Auch wenn es in den offiziellen Angaben heißt, dass das WACKEN OPEN AIR vom 03.08.2017 bis 05.08.2017 stattfindet, so ist es doch schon seit einigen Jahren Tradition, dass bereits mittwochs die ersten Bands spielen. Neben den beiden großen Zeltbühnen, gibt es auch im Wackinger Village schon einiges an Action sowie im Wasteland-Bereich oder im kleinen Zelt, welches den Namen „Welcome To The Jungle“ verpasst bekommen hat. Lediglich der Bereich des Infields mit den drei Hauptbühnen ist an diesem Tag noch Sperrzone.

Da die Bodenverhältnisse es erlauben, unternehmen viele Besucher zunächst kleinere Rundgänge über den Wacken Plaza und durch das Wackinger Village und besuchen die dort stattfindenden Konzerte. Während auf der WET-Stage und der Headbanger Stage der Metal Battle tobt, verkündet HENRY ROLLINS im Dschungel sein Spoken Word. Mitten im Wrestling-Ring gibt der ehemalige Black-Flag-Sänger einige Geschichten zum Besten und erläutert seinen Standpunkt zu Themen wie Bildung, Donald Trump, Deutschland als Weltmacht und seine Erlebnisse mit Lemmy während der Arbeiten am Album „Rise Above: 24 Black Flag Songs To Benefit The West Memphis Three“. All dies wird vom Publikum mit großer Freude aufgesogen und mit tosendem Applaus quittiert.

Kurz darauf lassen es FLOTSAM AND JETSAM im Bullhead City Circus auf der Headbanger Stage krachen. Das 12.000 Leute fassende Zelt ist dabei fast zur Hälfte gefüllt. Auffällig ist sofort, dass die Herren um Eric A.K. vor allem auf Stücke der ersten zwei Alben setzen und so werden Klassiker wie „Hammerhead“, „I Live You Die“ oder „No Place For Disgrace“ vom Publikum gefeiert.

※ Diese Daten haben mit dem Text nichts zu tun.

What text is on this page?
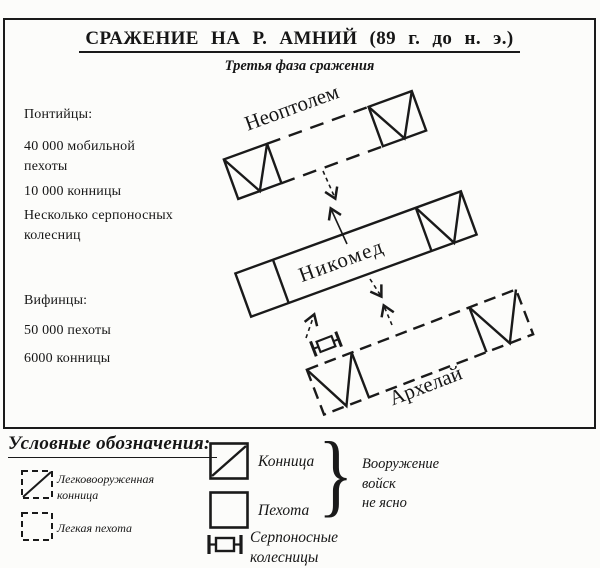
СРАЖЕНИЕ НА Р. АМНИЙ (89 г. до н. э.)
Третья фаза сражения
Понтийцы:
40 000 мобильной пехоты
10 000 конницы
Несколько серпоносных колесниц
Вифинцы:
50 000 пехоты
6000 конницы
Неоптолем
Никомед
Архелай
Условные обозначения:
Легковооруженная конница
Легкая пехота
Конница
Пехота
Серпоносные колесницы
} Вооружение
войск
не ясно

Lediglich zwei Songs des aktuellen Albums finden sich am Ende in der Setlist wieder. Ein Phänomen, dass es auf dem W.O.A. immer wieder zu bestaunen gibt. FLOTSAM AND JETSAM haben jedenfalls sichtlich Spaß an ihrem Auftritt und liefern 45 Minuten volles Programm. Im Anschluss sind UGLY KID JOE an der Reihe und entern die WET-Stage, bevor es mit ANNIHILATOR später am Abend weitergeht.

Vor deren Auftritt zeigen sich vor dem Gelände des Bullhead City Circus erstmals zwei Probleme des W.O.A. Erstens: Der Boden wird, mit zunehmender Dauer des Tages, deutlich weicher und erste kleinere Schlammflächen entstehen. Zweitens: Die Idee, mittwochs nur die kleineren Bühnen zu öffnen ist nicht sonderlich gut durchdacht. Am Mittwoch sind bereits über die Hälfte der Festivalbesucher angereist, sodass der Platz rund um das Wackinger Village, den Wacken Plaza oder eben die Bullhead City wirklich an seine Belastungsgrenzen stößt.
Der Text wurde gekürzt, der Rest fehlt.